The capability of the collection of systems we refer to as artificial intelligence to help human beings is enormous, something that Pope Francis emphasized during his pontificate, but a machine can never be a child of God.

Just as Hesse predicted in his novel almost a century ago, the only institution on the face of the earth that has the power to fight back against big tech’s redefinition of human intelligence is the Catholic Church with its billion members across the globe.

Very smart people tell us that in the next 10 years AI is going to fundamentally change the world, that nothing will be the same after, and that just happens to be more or less exactly the amount of time we would expect our new pope to serve.

Arguably, the deepest question mankind has ever known is "what are we?" 

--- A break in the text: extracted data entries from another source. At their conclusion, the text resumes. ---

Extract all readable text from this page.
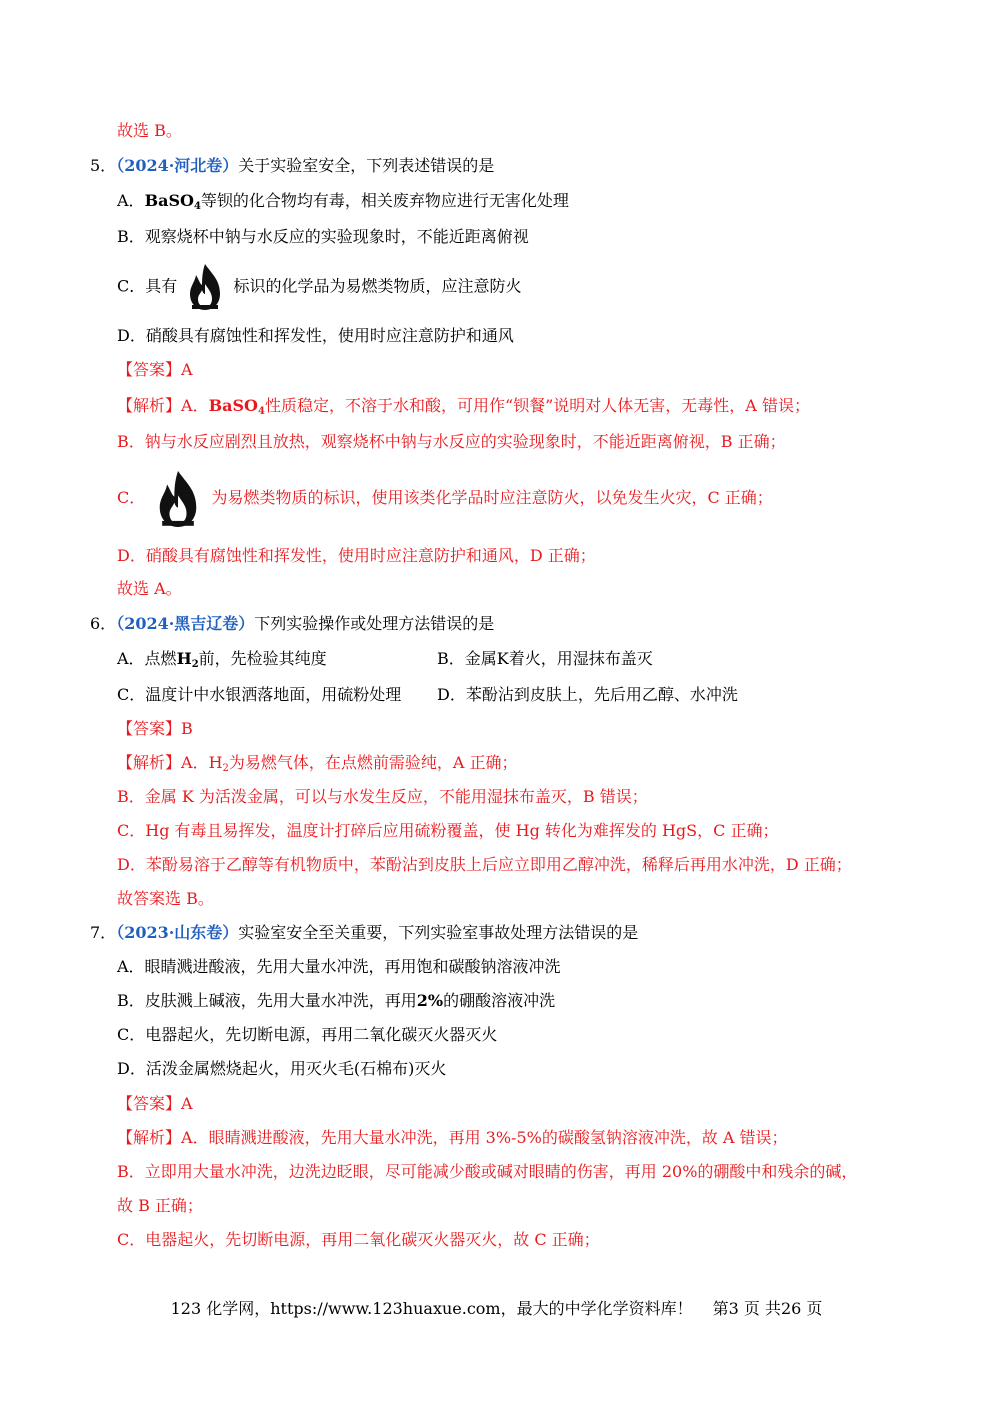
故选 B。
5．（2024·河北卷）关于实验室安全，下列表述错误的是
A．BaSO$_4$等钡的化合物均有毒，相关废弃物应进行无害化处理
B．观察烧杯中钠与水反应的实验现象时，不能近距离俯视
C．具有	标识的化学品为易燃类物质，应注意防火
D．硝酸具有腐蚀性和挥发性，使用时应注意防护和通风
【答案】A
【解析】A．BaSO$_4$性质稳定，不溶于水和酸，可用作“钡餐”说明对人体无害，无毒性，A 错误；
B．钠与水反应剧烈且放热，观察烧杯中钠与水反应的实验现象时，不能近距离俯视，B 正确；
C．	为易燃类物质的标识，使用该类化学品时应注意防火，以免发生火灾，C 正确；
D．硝酸具有腐蚀性和挥发性，使用时应注意防护和通风，D 正确；
故选 A。
6．（2024·黑吉辽卷）下列实验操作或处理方法错误的是
A．点燃$H_2$前，先检验其纯度	B．金属K着火，用湿抹布盖灭
C．温度计中水银洒落地面，用硫粉处理 D．苯酚沾到皮肤上，先后用乙醇、水冲洗
【答案】B
【解析】A．$H_2$为易燃气体，在点燃前需验纯，A 正确；
B．金属 K 为活泼金属，可以与水发生反应，不能用湿抹布盖灭，B 错误；
C．Hg 有毒且易挥发，温度计打碎后应用硫粉覆盖，使 Hg 转化为难挥发的 HgS，C 正确；
D．苯酚易溶于乙醇等有机物质中，苯酚沾到皮肤上后应立即用乙醇冲洗，稀释后再用水冲洗，D 正确；
故答案选 B。
7．（2023·山东卷）实验室安全至关重要，下列实验室事故处理方法错误的是
A．眼睛溅进酸液，先用大量水冲洗，再用饱和碳酸钠溶液冲洗
B．皮肤溅上碱液，先用大量水冲洗，再用2%的硼酸溶液冲洗
C．电器起火，先切断电源，再用二氧化碳灭火器灭火
D．活泼金属燃烧起火，用灭火毛(石棉布)灭火
【答案】A
【解析】A．眼睛溅进酸液，先用大量水冲洗，再用 3%-5%的碳酸氢钠溶液冲洗，故 A 错误；
B．立即用大量水冲洗，边洗边眨眼，尽可能减少酸或碱对眼睛的伤害，再用 20%的硼酸中和残余的碱，
故 B 正确；
C．电器起火，先切断电源，再用二氧化碳灭火器灭火，故 C 正确；
123 化学网，https://www.123huaxue.com，最大的中学化学资料库！ 第3 页 共26 页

Today, there are two completely incompatible answers competing. Proponents of AI say we are simply a set of electrical connections in our brain, little different from a computer, but to the Church, we are a soul, created and beloved by God.

This argument, this fight over what a human being is may well define the future of humanity in the coming decades. It may even define if humanity has a future at all. The Catholic Church needs a pope who is ready for this battle, and who will lead the faithful to reject any definition of human intelligence that lacks the spark of Divine creation.